Le dessinateur peut parfois s'autocensurer. Mais l'essentiel, c'est de ne jamais censurer le débat.

C'est ce que me disait Plantu il y a plus de 10 ans. J'avais interviewé le célèbre dessinateur du quotidien Le Monde à l'occasion de l'exposition de caricatures Le raciste, c'est l'autre ! C'était en mars 2005. Quelques mois avant que l'affaire des caricatures de Mahomet provoque des émeutes qui allaient faire des dizaines de morts au Pakistan et en Libye.

Une décennie plus tard, le Plantu que je rencontre n'a pas changé de discours. Même trait de crayon. Même engagement. Même approche qui se veut respectueuse dans l'irrespect. Oui, je m'autocensure, admet-il encore. Un discours qui lui vaut, depuis l'attentat contre Charlie Hebdo, des critiques acerbes.

« C'est très curieux parce que j'avais le droit à l'époque de dire que je pratiquais l'autocensure », dit-il avec une certaine amertume.

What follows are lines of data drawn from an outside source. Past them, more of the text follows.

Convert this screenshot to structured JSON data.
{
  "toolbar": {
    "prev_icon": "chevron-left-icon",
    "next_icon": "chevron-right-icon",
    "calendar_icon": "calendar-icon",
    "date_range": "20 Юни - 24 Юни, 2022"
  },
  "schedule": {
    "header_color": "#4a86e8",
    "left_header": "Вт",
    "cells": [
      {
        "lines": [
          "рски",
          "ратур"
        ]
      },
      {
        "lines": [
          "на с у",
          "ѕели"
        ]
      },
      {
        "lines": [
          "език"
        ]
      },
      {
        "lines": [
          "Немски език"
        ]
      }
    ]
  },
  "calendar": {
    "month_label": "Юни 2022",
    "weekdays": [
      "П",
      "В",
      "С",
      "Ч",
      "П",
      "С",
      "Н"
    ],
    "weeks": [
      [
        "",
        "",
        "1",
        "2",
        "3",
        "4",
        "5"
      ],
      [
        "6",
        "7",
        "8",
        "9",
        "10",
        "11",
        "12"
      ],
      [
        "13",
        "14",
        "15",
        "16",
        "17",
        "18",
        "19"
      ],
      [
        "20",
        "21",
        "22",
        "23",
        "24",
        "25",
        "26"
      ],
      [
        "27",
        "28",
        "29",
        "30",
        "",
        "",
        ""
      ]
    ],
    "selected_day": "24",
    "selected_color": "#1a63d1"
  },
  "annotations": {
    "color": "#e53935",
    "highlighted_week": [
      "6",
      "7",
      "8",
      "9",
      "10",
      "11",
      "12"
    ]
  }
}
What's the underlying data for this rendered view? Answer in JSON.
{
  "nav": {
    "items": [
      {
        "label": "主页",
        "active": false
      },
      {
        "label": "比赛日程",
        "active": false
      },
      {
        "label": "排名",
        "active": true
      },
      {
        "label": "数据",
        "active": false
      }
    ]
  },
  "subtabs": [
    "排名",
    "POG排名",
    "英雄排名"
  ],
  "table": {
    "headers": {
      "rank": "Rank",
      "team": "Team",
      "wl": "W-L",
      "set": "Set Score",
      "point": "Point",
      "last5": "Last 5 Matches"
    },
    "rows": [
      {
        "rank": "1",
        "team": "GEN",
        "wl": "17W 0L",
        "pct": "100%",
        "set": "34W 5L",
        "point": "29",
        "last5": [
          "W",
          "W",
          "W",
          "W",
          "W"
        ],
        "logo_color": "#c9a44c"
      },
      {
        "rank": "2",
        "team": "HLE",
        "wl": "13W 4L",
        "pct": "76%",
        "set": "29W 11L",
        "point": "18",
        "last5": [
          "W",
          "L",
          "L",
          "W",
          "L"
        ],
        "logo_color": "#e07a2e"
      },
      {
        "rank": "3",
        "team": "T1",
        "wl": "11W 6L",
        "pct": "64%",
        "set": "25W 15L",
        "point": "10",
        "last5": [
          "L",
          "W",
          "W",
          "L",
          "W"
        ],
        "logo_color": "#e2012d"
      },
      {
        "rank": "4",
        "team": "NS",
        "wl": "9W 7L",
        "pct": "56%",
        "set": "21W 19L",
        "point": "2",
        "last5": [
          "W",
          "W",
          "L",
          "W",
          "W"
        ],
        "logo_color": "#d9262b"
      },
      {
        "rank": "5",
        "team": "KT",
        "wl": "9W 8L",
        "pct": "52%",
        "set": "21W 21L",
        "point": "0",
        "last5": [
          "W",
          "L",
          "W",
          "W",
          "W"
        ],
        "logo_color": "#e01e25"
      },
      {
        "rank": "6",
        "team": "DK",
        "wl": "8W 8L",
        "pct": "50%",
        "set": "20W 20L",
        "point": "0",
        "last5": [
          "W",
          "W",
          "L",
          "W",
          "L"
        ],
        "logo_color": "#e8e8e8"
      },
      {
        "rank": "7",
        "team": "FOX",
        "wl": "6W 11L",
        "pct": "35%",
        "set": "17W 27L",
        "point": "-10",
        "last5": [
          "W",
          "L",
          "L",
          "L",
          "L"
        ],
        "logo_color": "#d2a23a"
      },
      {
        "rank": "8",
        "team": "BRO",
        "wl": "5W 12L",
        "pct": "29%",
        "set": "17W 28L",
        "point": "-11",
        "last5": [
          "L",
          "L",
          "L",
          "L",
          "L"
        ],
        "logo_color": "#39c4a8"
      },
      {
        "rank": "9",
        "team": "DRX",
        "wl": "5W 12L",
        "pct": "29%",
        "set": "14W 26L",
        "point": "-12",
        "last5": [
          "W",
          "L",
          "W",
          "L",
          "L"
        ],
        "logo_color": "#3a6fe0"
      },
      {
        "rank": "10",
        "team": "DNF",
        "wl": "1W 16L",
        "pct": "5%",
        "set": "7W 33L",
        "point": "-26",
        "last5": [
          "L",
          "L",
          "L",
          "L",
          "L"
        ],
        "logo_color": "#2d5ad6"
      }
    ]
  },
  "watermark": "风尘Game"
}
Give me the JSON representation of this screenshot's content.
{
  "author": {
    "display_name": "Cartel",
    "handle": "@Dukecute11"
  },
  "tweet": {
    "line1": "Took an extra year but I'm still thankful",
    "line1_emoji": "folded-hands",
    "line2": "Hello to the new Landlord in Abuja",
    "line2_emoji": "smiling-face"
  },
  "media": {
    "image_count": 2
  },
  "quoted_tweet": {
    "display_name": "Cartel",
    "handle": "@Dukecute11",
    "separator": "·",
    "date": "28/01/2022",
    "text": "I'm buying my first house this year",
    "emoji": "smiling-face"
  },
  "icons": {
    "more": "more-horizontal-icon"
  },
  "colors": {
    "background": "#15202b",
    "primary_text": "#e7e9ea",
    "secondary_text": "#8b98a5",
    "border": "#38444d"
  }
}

« Mon regard n'a pas changé. Mais le regard des autres sur moi a changé. Moi, je continue à faire le boulot. »

Au lendemain des attentats du 7 janvier 2015, l'autocensure que revendique le dessinateur a été vue par ses détracteurs comme une forme d'abdication. Pourtant, Plantu ne s'autocensure pas plus aujourd'hui qu'autrefois. Il continue, à sa manière, de pourfendre les intolérants quels qu'ils soient.

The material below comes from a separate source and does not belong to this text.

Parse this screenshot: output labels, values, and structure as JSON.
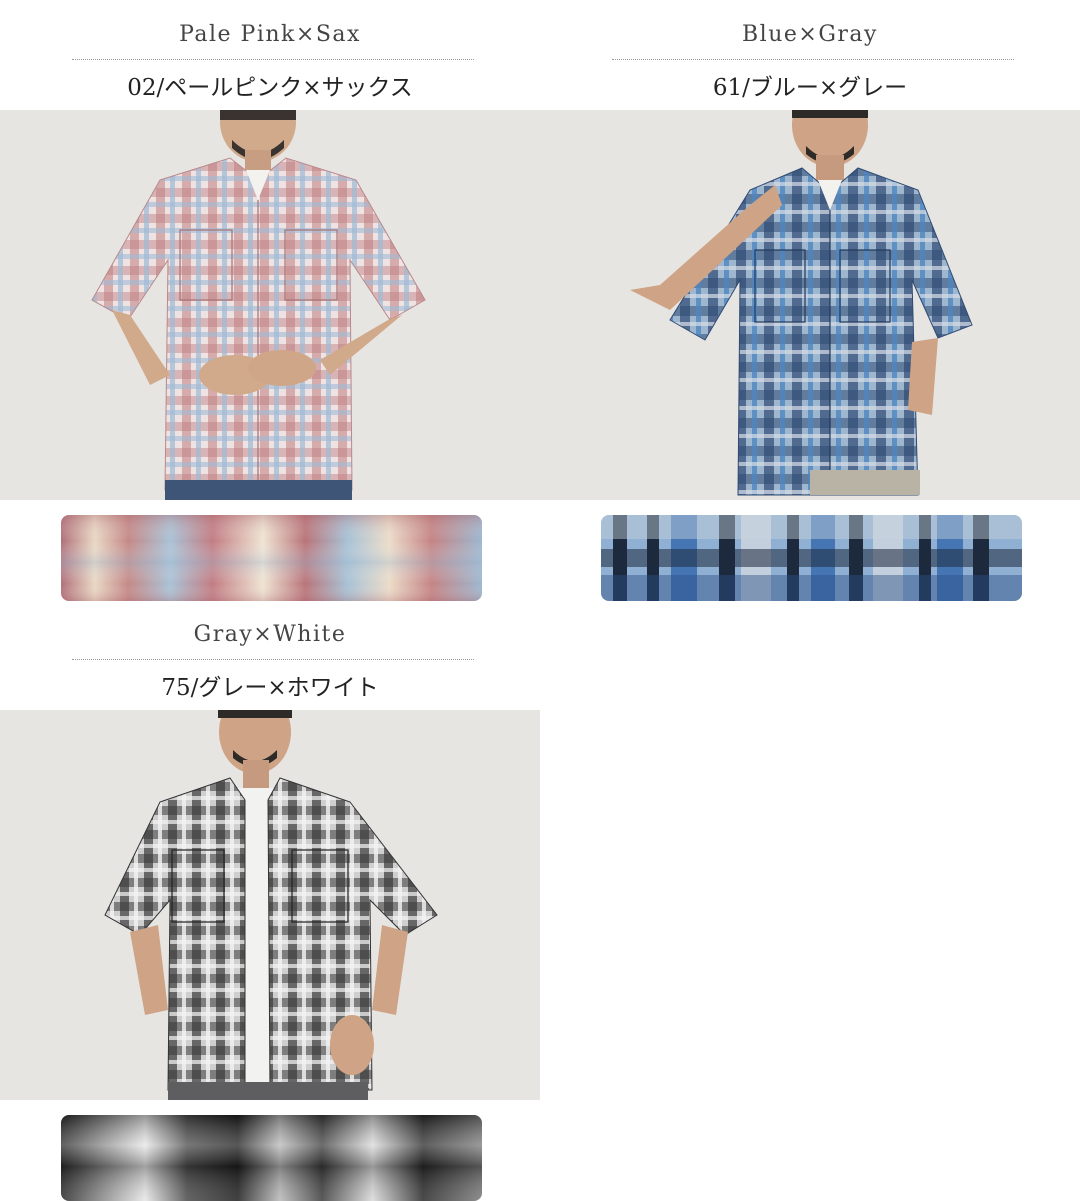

Se permet-il de tout dire ? Bien sûr que non. « Il y a des choses que l'on dit. Il y a des choses que l'on ne dit pas. » Certains répliquent : « Ah ! Non ! Moi, je dis tout ! » C'est pourtant faux, souligne Plantu. De même que celui qui dit qu'il n'a jamais menti fait un mensonge, celui qui dit qu'il ne s'est jamais autocensuré en fait un aussi.

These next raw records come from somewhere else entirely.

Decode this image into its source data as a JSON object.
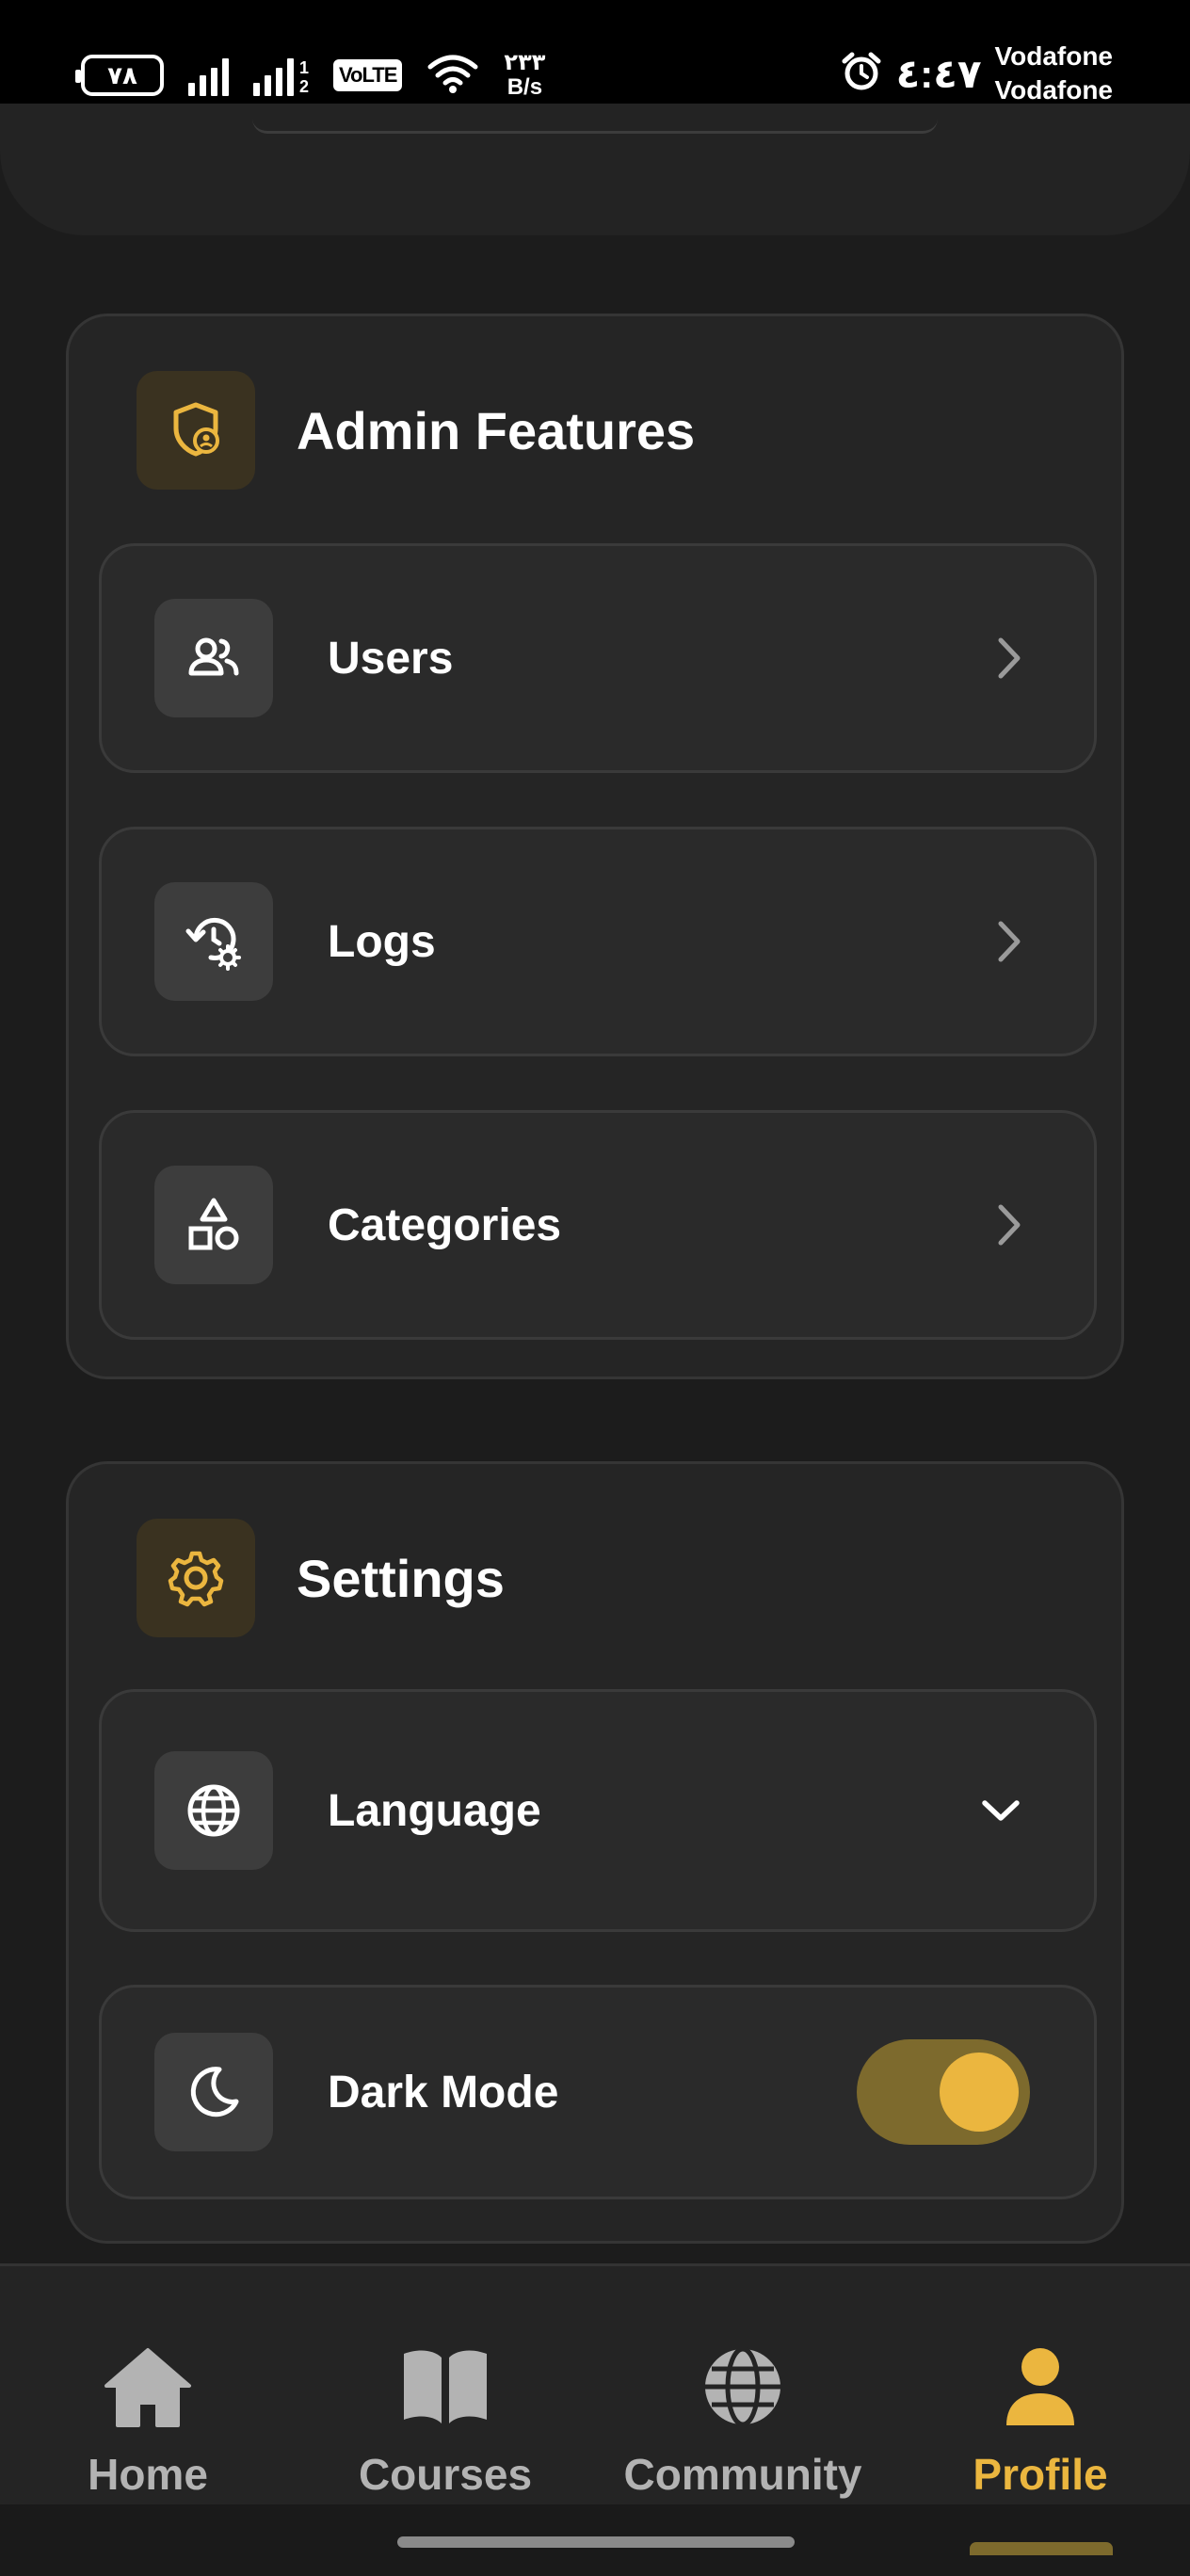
{
  "status_bar": {
    "battery": "٧٨",
    "sim2_numbers": [
      "1",
      "2"
    ],
    "volte": "VoLTE",
    "net_speed_value": "٢٣٣",
    "net_speed_unit": "B/s",
    "time": "٤:٤٧",
    "carrier1": "Vodafone",
    "carrier2": "Vodafone"
  },
  "admin_section": {
    "title": "Admin Features",
    "icon": "shield-person-icon",
    "items": [
      {
        "label": "Users",
        "icon": "users-icon"
      },
      {
        "label": "Logs",
        "icon": "history-settings-icon"
      },
      {
        "label": "Categories",
        "icon": "shapes-icon"
      }
    ]
  },
  "settings_section": {
    "title": "Settings",
    "icon": "gear-icon",
    "language": {
      "label": "Language",
      "icon": "globe-icon"
    },
    "dark_mode": {
      "label": "Dark Mode",
      "icon": "moon-icon",
      "enabled": true
    }
  },
  "bottom_nav": {
    "items": [
      {
        "label": "Home",
        "icon": "home-icon"
      },
      {
        "label": "Courses",
        "icon": "book-icon"
      },
      {
        "label": "Community",
        "icon": "globe-icon"
      },
      {
        "label": "Profile",
        "icon": "person-icon"
      }
    ],
    "active": "Profile"
  },
  "colors": {
    "accent": "#ebb63f",
    "accent_dim": "#7d6a2d",
    "background": "#1c1c1c",
    "card": "#252525",
    "item": "#2a2a2a"
  }
}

Plantu a toujours défendu la liberté d'expression. En 2006, à la suite de l'affaire des caricatures danoises, il a fondé avec Kofi Annan le réseau Cartooning for Peace, un réseau international de dessinateurs de presse engagés. Mais aux yeux de ses détracteurs, il ne défend pas assez bien la liberté d'expression. Dans le numéro spécial publié après l'attentat qui a décimé sa rédaction, Charlie Hebdo a publié un dessin qui se moque de Plantu. On le voit tenant une affiche qui dit : « Je suis Charlie mais... »

Je lui demande comment il a reçu ce dessin. « Tous ceux qui ont envie de tendre la main vers les autres se font toujours moquer. » Il dit que ça lui rappelle une phrase de Gandhi. « Au début, ils vous ignorent. Ensuite, ils se moquent. Mais à la fin, ils vous imitent. » « On est dans le cas de figure. Tout ce qu'on essaie de faire avec Cartooning for Peace, c'est de faire des ponts là où d'autres font des points de rupture. »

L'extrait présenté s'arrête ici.